As if you could really miss that point by studying the 650S Spider from its exterior, where heavy signals are borrowed from the prior P1, including a revised front splitter that is said to increase downforce on the front wheels, and massive side scoops that feed the hungry turbos and dual side-mounted radiators that cool down the engine. The razored angles continue right back to the rear wing, which isn’t merely used to reduce lift at high speeds, but pivots completely perpendicular to the 650S when you tromp hard on the brake, helping massive, 15-inch carbon-ceramic brakes haul the 650S down from 60mph in a physically painful 100 feet. If you find yourself needing more brake than this car can provide you’ve driven not just over your head, but well beyond sanity.

There is a launch control mode to the seven-speed, dual-clutch transmission. And there are three suspension/transmission/engine modes (normal, sport and track) allowing you to quickly change the car’s demeanor from screwed to the road, pure track menace, to nearly reasonable groceries-fetcher. The front trunk is large enough for a case of champagne and, naturally, a few petite jars of caviar.

When you toggle the transmission into Track mode two important things will happen. ProActive Chassis Control (PCC) will engage, which allows the flow of hydraulic fluid to the shocks at all four corners of the car. The advantage of which is that when you load the suspension in a corner it can actively resist the force. Likewise, when you do hit that Launch Control switch, the system can counter the tendency of the 641hp V-8 from sending too much weight rearward. Best of all, PCC doesn’t have to make the ride stiff during straight-line, low-speed driving, so unlike stabilizer bars that are by default, rigid, the 650S is firm, but not harsh riding—until it needs to be.

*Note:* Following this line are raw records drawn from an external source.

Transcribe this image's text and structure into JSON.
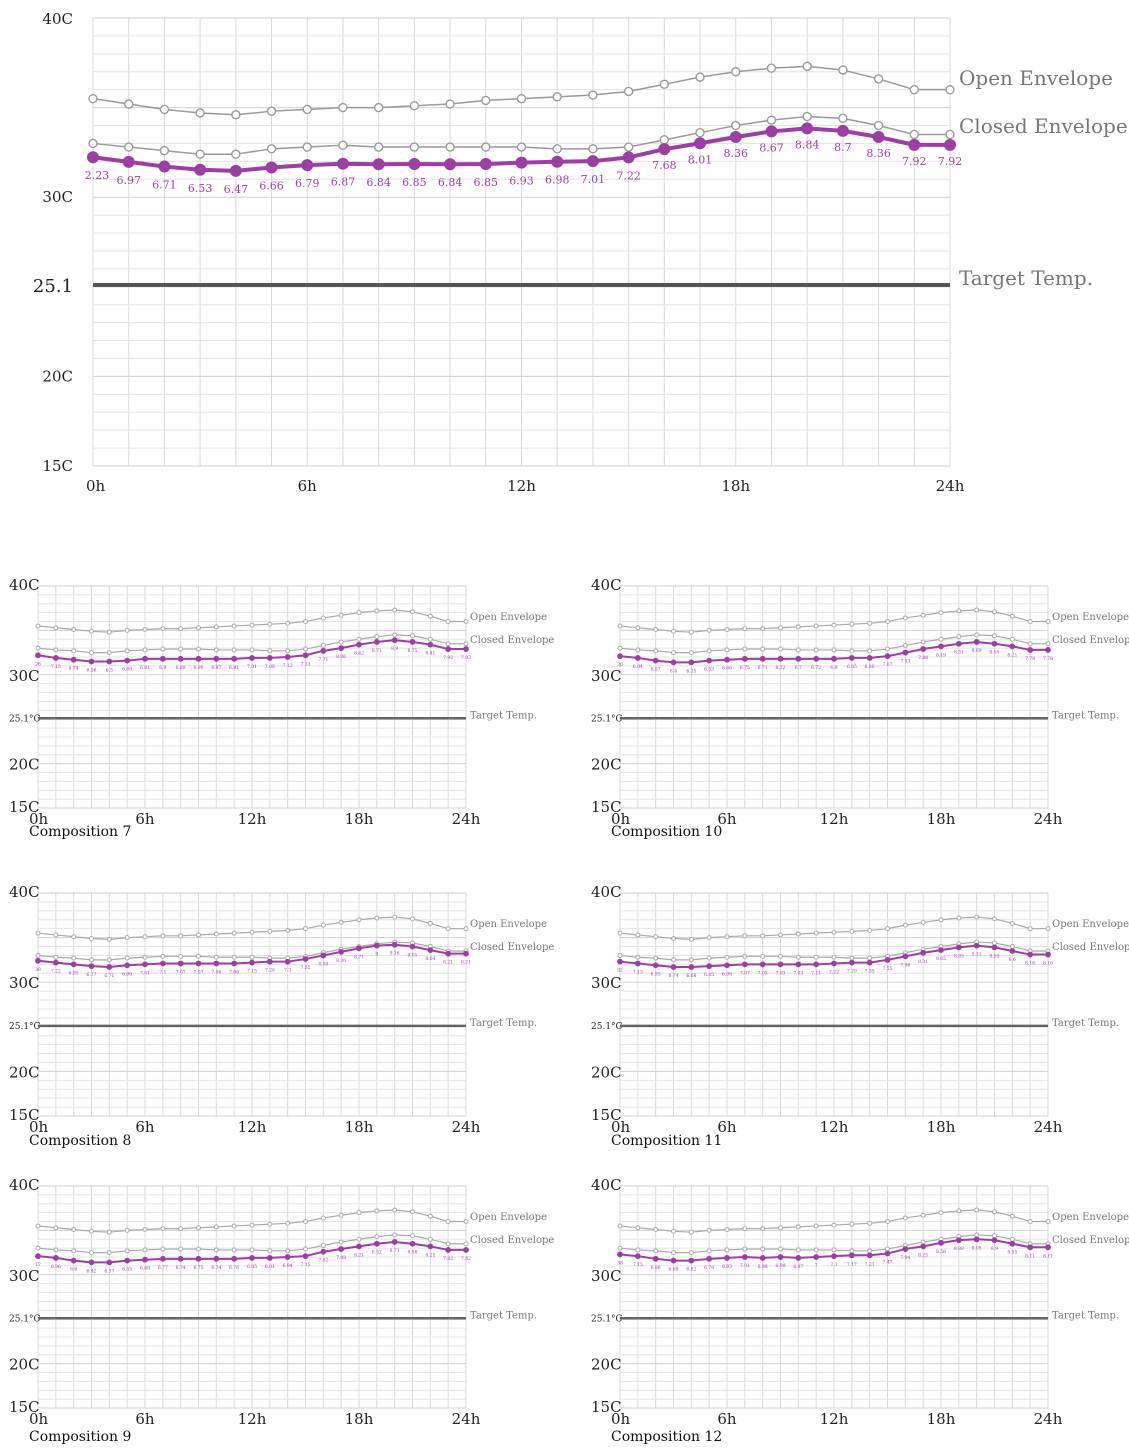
{
  "chart_data": [
    {
      "id": "main",
      "type": "line",
      "title": "",
      "caption": "",
      "xlim": [
        0,
        24
      ],
      "ylim": [
        15,
        40
      ],
      "x_ticks": [
        "0h",
        "6h",
        "12h",
        "18h",
        "24h"
      ],
      "y_ticks": [
        "15C",
        "20C",
        "25.1",
        "30C",
        "40C"
      ],
      "grid": true,
      "series": [
        {
          "name": "Open Envelope",
          "color": "#9a9a9a",
          "values": [
            35.5,
            35.2,
            34.9,
            34.7,
            34.6,
            34.8,
            34.9,
            35.0,
            35.0,
            35.1,
            35.2,
            35.4,
            35.5,
            35.6,
            35.7,
            35.9,
            36.3,
            36.7,
            37.0,
            37.2,
            37.3,
            37.1,
            36.6,
            36.0,
            36.0
          ]
        },
        {
          "name": "Closed Envelope",
          "color": "#9a9a9a",
          "values": [
            33.0,
            32.8,
            32.6,
            32.4,
            32.4,
            32.7,
            32.8,
            32.9,
            32.8,
            32.8,
            32.8,
            32.8,
            32.8,
            32.7,
            32.7,
            32.8,
            33.2,
            33.6,
            34.0,
            34.3,
            34.5,
            34.4,
            34.0,
            33.5,
            33.5
          ]
        },
        {
          "name": "",
          "color": "#9b3fa2",
          "values": [
            32.23,
            31.97,
            31.71,
            31.53,
            31.47,
            31.66,
            31.79,
            31.87,
            31.84,
            31.85,
            31.84,
            31.85,
            31.93,
            31.98,
            32.01,
            32.22,
            32.68,
            33.01,
            33.36,
            33.67,
            33.84,
            33.7,
            33.36,
            32.92,
            32.92
          ]
        }
      ],
      "data_labels": [
        "2.23",
        "6.97",
        "6.71",
        "6.53",
        "6.47",
        "6.66",
        "6.79",
        "6.87",
        "6.84",
        "6.85",
        "6.84",
        "6.85",
        "6.93",
        "6.98",
        "7.01",
        "7.22",
        "7.68",
        "8.01",
        "8.36",
        "8.67",
        "8.84",
        "8.7",
        "8.36",
        "7.92",
        "7.92"
      ],
      "target": {
        "name": "Target Temp.",
        "value": 25.1,
        "color": "#555555"
      }
    },
    {
      "id": "c7",
      "type": "line",
      "caption": "Composition 7",
      "xlim": [
        0,
        24
      ],
      "ylim": [
        15,
        40
      ],
      "x_ticks": [
        "0h",
        "6h",
        "12h",
        "18h",
        "24h"
      ],
      "y_ticks": [
        "15C",
        "20C",
        "25.1°C",
        "30C",
        "40C"
      ],
      "grid": true,
      "series": [
        {
          "name": "Open Envelope",
          "color": "#aaaaaa",
          "values": [
            35.5,
            35.3,
            35.1,
            34.9,
            34.8,
            35.0,
            35.1,
            35.2,
            35.2,
            35.3,
            35.4,
            35.5,
            35.6,
            35.7,
            35.8,
            36.0,
            36.4,
            36.7,
            37.0,
            37.2,
            37.3,
            37.1,
            36.6,
            36.0,
            36.0
          ]
        },
        {
          "name": "Closed Envelope",
          "color": "#aaaaaa",
          "values": [
            33.0,
            32.8,
            32.7,
            32.5,
            32.5,
            32.7,
            32.8,
            32.9,
            32.9,
            32.9,
            32.8,
            32.8,
            32.8,
            32.7,
            32.7,
            32.9,
            33.3,
            33.7,
            34.0,
            34.3,
            34.5,
            34.4,
            34.0,
            33.5,
            33.5
          ]
        },
        {
          "name": "",
          "color": "#9b3fa2",
          "values": [
            32.2,
            31.9,
            31.7,
            31.5,
            31.5,
            31.6,
            31.8,
            31.8,
            31.8,
            31.8,
            31.8,
            31.8,
            31.9,
            31.9,
            32.0,
            32.2,
            32.7,
            33.0,
            33.4,
            33.7,
            33.9,
            33.7,
            33.4,
            32.9,
            32.9
          ]
        }
      ],
      "data_labels": [
        "26",
        "7.15",
        "6.74",
        "6.56",
        "6.5",
        "6.60",
        "6.81",
        "6.9",
        "6.88",
        "6.90",
        "6.87",
        "6.91",
        "7.01",
        "7.08",
        "7.12",
        "7.33",
        "7.71",
        "8.06",
        "8.42",
        "8.71",
        "8.9",
        "8.75",
        "8.41",
        "7.92",
        "7.93"
      ],
      "target": {
        "name": "Target Temp.",
        "value": 25.1,
        "color": "#666666"
      }
    },
    {
      "id": "c10",
      "type": "line",
      "caption": "Composition 10",
      "xlim": [
        0,
        24
      ],
      "ylim": [
        15,
        40
      ],
      "x_ticks": [
        "0h",
        "6h",
        "12h",
        "18h",
        "24h"
      ],
      "y_ticks": [
        "15C",
        "20C",
        "25.1°C",
        "30C",
        "40C"
      ],
      "grid": true,
      "series": [
        {
          "name": "Open Envelope",
          "color": "#aaaaaa",
          "values": [
            35.5,
            35.3,
            35.1,
            34.9,
            34.8,
            35.0,
            35.1,
            35.2,
            35.2,
            35.3,
            35.4,
            35.5,
            35.6,
            35.7,
            35.8,
            36.0,
            36.4,
            36.7,
            37.0,
            37.2,
            37.3,
            37.1,
            36.6,
            36.0,
            36.0
          ]
        },
        {
          "name": "Closed Envelope",
          "color": "#aaaaaa",
          "values": [
            33.0,
            32.8,
            32.7,
            32.5,
            32.5,
            32.7,
            32.8,
            32.9,
            32.9,
            32.9,
            32.8,
            32.8,
            32.8,
            32.7,
            32.7,
            32.9,
            33.3,
            33.7,
            34.0,
            34.3,
            34.5,
            34.4,
            34.0,
            33.5,
            33.5
          ]
        },
        {
          "name": "",
          "color": "#9b3fa2",
          "values": [
            32.1,
            31.9,
            31.6,
            31.4,
            31.4,
            31.6,
            31.7,
            31.8,
            31.8,
            31.8,
            31.8,
            31.8,
            31.8,
            31.9,
            31.9,
            32.1,
            32.5,
            32.9,
            33.2,
            33.5,
            33.7,
            33.5,
            33.2,
            32.8,
            32.8
          ]
        }
      ],
      "data_labels": [
        "30",
        "6.94",
        "6.57",
        "6.4",
        "6.35",
        "6.53",
        "6.66",
        "6.75",
        "6.71",
        "6.72",
        "6.7",
        "6.72",
        "6.8",
        "6.85",
        "6.86",
        "7.07",
        "7.53",
        "7.88",
        "8.19",
        "8.51",
        "8.69",
        "8.55",
        "8.21",
        "7.78",
        "7.78"
      ],
      "target": {
        "name": "Target Temp.",
        "value": 25.1,
        "color": "#666666"
      }
    },
    {
      "id": "c8",
      "type": "line",
      "caption": "Composition 8",
      "xlim": [
        0,
        24
      ],
      "ylim": [
        15,
        40
      ],
      "x_ticks": [
        "0h",
        "6h",
        "12h",
        "18h",
        "24h"
      ],
      "y_ticks": [
        "15C",
        "20C",
        "25.1°C",
        "30C",
        "40C"
      ],
      "grid": true,
      "series": [
        {
          "name": "Open Envelope",
          "color": "#aaaaaa",
          "values": [
            35.5,
            35.3,
            35.1,
            34.9,
            34.8,
            35.0,
            35.1,
            35.2,
            35.2,
            35.3,
            35.4,
            35.5,
            35.6,
            35.7,
            35.8,
            36.0,
            36.4,
            36.7,
            37.0,
            37.2,
            37.3,
            37.1,
            36.6,
            36.0,
            36.0
          ]
        },
        {
          "name": "Closed Envelope",
          "color": "#aaaaaa",
          "values": [
            33.0,
            32.8,
            32.7,
            32.5,
            32.5,
            32.7,
            32.8,
            32.9,
            32.9,
            32.9,
            32.8,
            32.8,
            32.8,
            32.7,
            32.7,
            32.9,
            33.3,
            33.7,
            34.0,
            34.3,
            34.5,
            34.4,
            34.0,
            33.5,
            33.5
          ]
        },
        {
          "name": "",
          "color": "#9b3fa2",
          "values": [
            32.4,
            32.2,
            32.0,
            31.8,
            31.7,
            31.9,
            32.0,
            32.1,
            32.1,
            32.1,
            32.1,
            32.1,
            32.2,
            32.3,
            32.3,
            32.6,
            33.0,
            33.4,
            33.8,
            34.1,
            34.2,
            34.0,
            33.6,
            33.2,
            33.2
          ]
        }
      ],
      "data_labels": [
        "38",
        "7.22",
        "6.95",
        "6.77",
        "6.71",
        "6.90",
        "7.01",
        "7.1",
        "7.07",
        "7.07",
        "7.06",
        "7.06",
        "7.15",
        "7.26",
        "7.3",
        "7.55",
        "8.00",
        "8.30",
        "8.71",
        "9",
        "9.16",
        "9.01",
        "8.64",
        "8.21",
        "8.21"
      ],
      "target": {
        "name": "Target Temp.",
        "value": 25.1,
        "color": "#666666"
      }
    },
    {
      "id": "c11",
      "type": "line",
      "caption": "Composition 11",
      "xlim": [
        0,
        24
      ],
      "ylim": [
        15,
        40
      ],
      "x_ticks": [
        "0h",
        "6h",
        "12h",
        "18h",
        "24h"
      ],
      "y_ticks": [
        "15C",
        "20C",
        "25.1°C",
        "30C",
        "40C"
      ],
      "grid": true,
      "series": [
        {
          "name": "Open Envelope",
          "color": "#aaaaaa",
          "values": [
            35.5,
            35.3,
            35.1,
            34.9,
            34.8,
            35.0,
            35.1,
            35.2,
            35.2,
            35.3,
            35.4,
            35.5,
            35.6,
            35.7,
            35.8,
            36.0,
            36.4,
            36.7,
            37.0,
            37.2,
            37.3,
            37.1,
            36.6,
            36.0,
            36.0
          ]
        },
        {
          "name": "Closed Envelope",
          "color": "#aaaaaa",
          "values": [
            33.0,
            32.8,
            32.7,
            32.5,
            32.5,
            32.7,
            32.8,
            32.9,
            32.9,
            32.9,
            32.8,
            32.8,
            32.8,
            32.7,
            32.7,
            32.9,
            33.3,
            33.7,
            34.0,
            34.3,
            34.5,
            34.4,
            34.0,
            33.5,
            33.5
          ]
        },
        {
          "name": "",
          "color": "#9b3fa2",
          "values": [
            32.3,
            32.1,
            31.9,
            31.7,
            31.7,
            31.8,
            31.9,
            32.0,
            32.0,
            32.0,
            32.0,
            32.0,
            32.1,
            32.2,
            32.2,
            32.5,
            32.9,
            33.3,
            33.6,
            33.9,
            34.1,
            33.9,
            33.5,
            33.1,
            33.1
          ]
        }
      ],
      "data_labels": [
        "32",
        "7.15",
        "6.93",
        "6.74",
        "6.68",
        "6.85",
        "6.98",
        "7.07",
        "7.05",
        "7.03",
        "7.03",
        "7.11",
        "7.22",
        "7.29",
        "7.35",
        "7.55",
        "7.96",
        "8.31",
        "8.65",
        "8.95",
        "9.11",
        "8.95",
        "8.6",
        "8.16",
        "8.16"
      ],
      "target": {
        "name": "Target Temp.",
        "value": 25.1,
        "color": "#666666"
      }
    },
    {
      "id": "c9",
      "type": "line",
      "caption": "Composition 9",
      "xlim": [
        0,
        24
      ],
      "ylim": [
        15,
        40
      ],
      "x_ticks": [
        "0h",
        "6h",
        "12h",
        "18h",
        "24h"
      ],
      "y_ticks": [
        "15C",
        "20C",
        "25.1°C",
        "30C",
        "40C"
      ],
      "grid": true,
      "series": [
        {
          "name": "Open Envelope",
          "color": "#aaaaaa",
          "values": [
            35.5,
            35.3,
            35.1,
            34.9,
            34.8,
            35.0,
            35.1,
            35.2,
            35.2,
            35.3,
            35.4,
            35.5,
            35.6,
            35.7,
            35.8,
            36.0,
            36.4,
            36.7,
            37.0,
            37.2,
            37.3,
            37.1,
            36.6,
            36.0,
            36.0
          ]
        },
        {
          "name": "Closed Envelope",
          "color": "#aaaaaa",
          "values": [
            33.0,
            32.8,
            32.7,
            32.5,
            32.5,
            32.7,
            32.8,
            32.9,
            32.9,
            32.9,
            32.8,
            32.8,
            32.8,
            32.7,
            32.7,
            32.9,
            33.3,
            33.7,
            34.0,
            34.3,
            34.5,
            34.4,
            34.0,
            33.5,
            33.5
          ]
        },
        {
          "name": "",
          "color": "#9b3fa2",
          "values": [
            32.1,
            31.9,
            31.6,
            31.4,
            31.4,
            31.6,
            31.7,
            31.8,
            31.8,
            31.8,
            31.8,
            31.8,
            31.9,
            31.9,
            32.0,
            32.1,
            32.6,
            32.9,
            33.2,
            33.5,
            33.7,
            33.5,
            33.2,
            32.8,
            32.8
          ]
        }
      ],
      "data_labels": [
        "17",
        "6.96",
        "6.6",
        "6.42",
        "6.37",
        "6.55",
        "6.68",
        "6.77",
        "6.74",
        "6.75",
        "6.74",
        "6.76",
        "6.85",
        "6.91",
        "6.94",
        "7.15",
        "7.52",
        "7.88",
        "8.21",
        "8.52",
        "8.71",
        "8.58",
        "8.25",
        "7.82",
        "7.82"
      ],
      "target": {
        "name": "Target Temp.",
        "value": 25.1,
        "color": "#666666"
      }
    },
    {
      "id": "c12",
      "type": "line",
      "caption": "Composition 12",
      "xlim": [
        0,
        24
      ],
      "ylim": [
        15,
        40
      ],
      "x_ticks": [
        "0h",
        "6h",
        "12h",
        "18h",
        "24h"
      ],
      "y_ticks": [
        "15C",
        "20C",
        "25.1°C",
        "30C",
        "40C"
      ],
      "grid": true,
      "series": [
        {
          "name": "Open Envelope",
          "color": "#aaaaaa",
          "values": [
            35.5,
            35.3,
            35.1,
            34.9,
            34.8,
            35.0,
            35.1,
            35.2,
            35.2,
            35.3,
            35.4,
            35.5,
            35.6,
            35.7,
            35.8,
            36.0,
            36.4,
            36.7,
            37.0,
            37.2,
            37.3,
            37.1,
            36.6,
            36.0,
            36.0
          ]
        },
        {
          "name": "Closed Envelope",
          "color": "#aaaaaa",
          "values": [
            33.0,
            32.8,
            32.7,
            32.5,
            32.5,
            32.7,
            32.8,
            32.9,
            32.9,
            32.9,
            32.8,
            32.8,
            32.8,
            32.7,
            32.7,
            32.9,
            33.3,
            33.7,
            34.0,
            34.3,
            34.5,
            34.4,
            34.0,
            33.5,
            33.5
          ]
        },
        {
          "name": "",
          "color": "#9b3fa2",
          "values": [
            32.3,
            32.1,
            31.8,
            31.6,
            31.6,
            31.8,
            31.9,
            32.0,
            31.9,
            32.0,
            31.9,
            32.0,
            32.1,
            32.2,
            32.2,
            32.4,
            32.9,
            33.2,
            33.6,
            33.9,
            34.0,
            33.9,
            33.5,
            33.1,
            33.1
          ]
        }
      ],
      "data_labels": [
        "38",
        "7.15",
        "6.86",
        "6.68",
        "6.62",
        "6.79",
        "6.93",
        "7.01",
        "6.98",
        "6.99",
        "6.97",
        "7",
        "7.1",
        "7.17",
        "7.21",
        "7.47",
        "7.94",
        "8.25",
        "8.58",
        "8.88",
        "9.05",
        "8.9",
        "8.55",
        "8.11",
        "8.11"
      ],
      "target": {
        "name": "Target Temp.",
        "value": 25.1,
        "color": "#666666"
      }
    }
  ]
}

For example, when you engage Launch and feel 124mph arrive in a remarkable 8.6 seconds the car is enabling shifting as fast as the V-8 reaches toward redline, and it even overlaps the two clutches in what McLaren calls “inertia push,” which saves up the torque driven through the prior gear and passes it along to the next, giving the gearbox a near seamless clean-ness to gear changes. Indeed the only dual-clutch we’ve experienced that’s this easy to operate (and as free of undue shift shock) is Porsche’s PDK.

All this speed and precision is pure joy, but here’s the brilliance: the 650S Spider is also a breeze to drive hard. At one point, with the traction nannies turned off, I bent the car around hard, pushing and poking at the limits. The steering, probably as connected a rack as exists on any car on earth today, wired tire adhesion information directly to my hands and brain. All I had to do was steer, brake, add inputs to the throttle and howl with happy expletives.

Put the car in Sport mode and rat-tat through some upshifts and anyone following the car will hear “cylinder cut” technology on display. That is, you get a tiny bit of exhaust flare (read: explosions) on upshifts. The spark is cut for a nanosecond and then reignited, causing a fantastically exciting “pop” to the exhaust that’s more American muscle car than Euro supercar.

Stuffy Brits? Hardly. Maybe that’s why the navigation system doesn’t speak polite Queen’s mother tongue. This beast is anything but, and the world is a better place for it.